The brokered funds at Capistrano National, the FDIC said, were placed by American Money Market Services Inc. of Irvine, Diversified Financial of Alhambra and First Empire Funding Corp. and Pioneer Service, both of New York.

Large Deposits by Other Lenders

In addition, the FDIC said eight savings and loan associations, seven banks and seven credit unions had placed large deposits with Capistrano to take advantage of the bank's high interest rates. The FDIC did not name those institutions.

Such deposits, the FDIC statement said, enable banks with problems to continue operating longer than they ordinarily might, which can compound their problems.

"The cost to the deposit insurance fund is substantially and unjustifiably increased" when banks with brokered deposits fail, the agency complained. Large deposits are most often broken into units of $100,000 each to obtain FDIC insurance coverage.

Nationally, 22 banks have failed so far this year and federal banking regulators said they expect about 100 failures by the end of the year. Although most of those failures are expected to occur in the financially hard-hit agricultural states, several banking industry specialists, including California Bankers Assn. director Gus Bonta, have said they expect 10 or more California banks to fail this year.

Three Failures Last Year

Last year, with 79 failures nationally, was the worst year for bank collapses since the Depression. California, with six bank failures in 1984, tied with Texas for third place on the list of states with bank problems. Orange County led all other areas of California with three bank collapses and, industry observers said, could account for three or more again this year.

Within minutes of the Friday closing of Capistrano National, the Federal Deposit Insurance Corp. was appointed receiver of the failed bank and a crew of more than two dozen FDIC accountants and bank liquidation specialists marched into Capistrano's main office to begin a marathon weekend of inventories, audits and account reconciliations.

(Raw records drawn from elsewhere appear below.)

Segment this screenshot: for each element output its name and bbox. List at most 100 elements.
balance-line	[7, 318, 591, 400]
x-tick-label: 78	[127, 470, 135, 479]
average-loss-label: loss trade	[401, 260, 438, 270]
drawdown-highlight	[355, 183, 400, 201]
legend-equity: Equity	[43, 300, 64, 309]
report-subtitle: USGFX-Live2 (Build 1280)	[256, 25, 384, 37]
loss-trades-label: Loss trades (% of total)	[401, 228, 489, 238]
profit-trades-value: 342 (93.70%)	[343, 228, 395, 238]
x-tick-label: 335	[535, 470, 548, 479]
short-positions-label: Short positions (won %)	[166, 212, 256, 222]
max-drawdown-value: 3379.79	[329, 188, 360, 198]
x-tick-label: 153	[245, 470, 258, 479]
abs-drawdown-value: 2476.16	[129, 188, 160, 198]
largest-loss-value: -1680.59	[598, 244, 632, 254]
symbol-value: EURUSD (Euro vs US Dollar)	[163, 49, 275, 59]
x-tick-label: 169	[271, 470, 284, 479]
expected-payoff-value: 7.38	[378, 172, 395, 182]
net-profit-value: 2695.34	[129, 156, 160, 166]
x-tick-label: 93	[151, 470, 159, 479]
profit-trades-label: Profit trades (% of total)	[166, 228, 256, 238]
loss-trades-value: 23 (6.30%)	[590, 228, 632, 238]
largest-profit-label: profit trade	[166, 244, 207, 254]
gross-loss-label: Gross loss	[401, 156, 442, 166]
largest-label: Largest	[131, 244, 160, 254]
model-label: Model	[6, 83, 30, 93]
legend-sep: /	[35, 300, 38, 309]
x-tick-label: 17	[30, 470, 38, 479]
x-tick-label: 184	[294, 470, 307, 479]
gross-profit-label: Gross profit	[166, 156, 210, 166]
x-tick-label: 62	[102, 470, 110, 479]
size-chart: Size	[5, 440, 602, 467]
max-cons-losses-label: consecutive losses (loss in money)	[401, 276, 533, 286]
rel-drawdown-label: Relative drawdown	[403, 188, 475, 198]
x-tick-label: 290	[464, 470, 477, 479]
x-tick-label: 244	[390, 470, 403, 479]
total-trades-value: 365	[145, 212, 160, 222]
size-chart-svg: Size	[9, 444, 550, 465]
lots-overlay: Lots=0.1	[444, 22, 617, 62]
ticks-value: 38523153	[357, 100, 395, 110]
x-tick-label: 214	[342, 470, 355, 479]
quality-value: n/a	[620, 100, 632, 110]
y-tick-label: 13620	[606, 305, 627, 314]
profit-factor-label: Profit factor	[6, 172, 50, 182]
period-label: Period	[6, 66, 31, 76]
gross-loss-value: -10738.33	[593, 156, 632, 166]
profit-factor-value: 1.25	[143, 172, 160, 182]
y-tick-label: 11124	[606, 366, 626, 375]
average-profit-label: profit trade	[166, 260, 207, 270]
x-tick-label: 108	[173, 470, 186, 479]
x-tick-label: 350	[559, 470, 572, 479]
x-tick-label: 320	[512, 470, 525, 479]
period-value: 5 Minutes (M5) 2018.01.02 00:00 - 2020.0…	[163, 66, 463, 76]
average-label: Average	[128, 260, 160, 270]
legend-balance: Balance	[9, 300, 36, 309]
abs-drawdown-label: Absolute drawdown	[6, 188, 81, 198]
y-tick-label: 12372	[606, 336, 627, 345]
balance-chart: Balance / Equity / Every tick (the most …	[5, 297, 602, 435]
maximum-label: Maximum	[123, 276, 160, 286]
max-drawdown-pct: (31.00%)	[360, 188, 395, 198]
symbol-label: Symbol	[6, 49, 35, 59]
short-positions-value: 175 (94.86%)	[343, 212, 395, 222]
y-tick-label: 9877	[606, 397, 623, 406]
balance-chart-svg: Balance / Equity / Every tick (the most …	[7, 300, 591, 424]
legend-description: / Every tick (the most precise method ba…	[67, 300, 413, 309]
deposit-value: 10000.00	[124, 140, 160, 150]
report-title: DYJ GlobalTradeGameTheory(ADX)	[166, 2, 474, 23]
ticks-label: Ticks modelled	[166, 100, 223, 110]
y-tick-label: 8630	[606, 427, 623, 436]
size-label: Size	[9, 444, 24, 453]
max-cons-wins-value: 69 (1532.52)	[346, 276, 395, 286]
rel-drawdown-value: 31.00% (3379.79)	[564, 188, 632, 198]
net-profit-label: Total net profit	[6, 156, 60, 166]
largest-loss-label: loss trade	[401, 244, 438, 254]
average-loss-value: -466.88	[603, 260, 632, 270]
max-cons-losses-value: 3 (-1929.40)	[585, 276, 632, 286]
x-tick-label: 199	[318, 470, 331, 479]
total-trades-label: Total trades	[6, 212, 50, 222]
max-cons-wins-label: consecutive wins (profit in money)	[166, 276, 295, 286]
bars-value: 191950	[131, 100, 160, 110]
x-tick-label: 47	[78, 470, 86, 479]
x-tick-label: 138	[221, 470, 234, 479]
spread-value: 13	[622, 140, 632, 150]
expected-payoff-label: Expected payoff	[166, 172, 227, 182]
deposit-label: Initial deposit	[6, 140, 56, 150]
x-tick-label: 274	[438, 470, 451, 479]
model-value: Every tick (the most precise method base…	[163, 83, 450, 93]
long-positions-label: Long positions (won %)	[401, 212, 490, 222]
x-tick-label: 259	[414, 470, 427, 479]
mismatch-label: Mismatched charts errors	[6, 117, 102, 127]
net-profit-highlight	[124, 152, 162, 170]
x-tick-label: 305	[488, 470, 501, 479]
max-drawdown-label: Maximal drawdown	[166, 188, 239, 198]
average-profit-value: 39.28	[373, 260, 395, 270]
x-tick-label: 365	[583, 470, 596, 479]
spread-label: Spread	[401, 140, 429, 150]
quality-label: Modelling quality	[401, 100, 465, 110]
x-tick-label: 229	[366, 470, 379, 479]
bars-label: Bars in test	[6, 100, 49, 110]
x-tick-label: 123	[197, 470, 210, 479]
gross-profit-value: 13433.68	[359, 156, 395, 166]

The FDIC, acting as receiver and liquidator of the bank, has held on to $37 million in loans and other assets, including real estate obtained by the bank through foreclosure, and has given Farmers & Merchants an "advance" of $33.6 million in cash to cover the deposits it assumed.

Farmers & Merchants is not required to repay the advance, except for a $3.5-million "premium" payment it made to gain FDIC approval of its takeover bid. In addition to the bank's deposits, Farmers & Merchants also has agreed to purchase $13 million worth of Capistrano National's real estate and installment loans from the FDIC.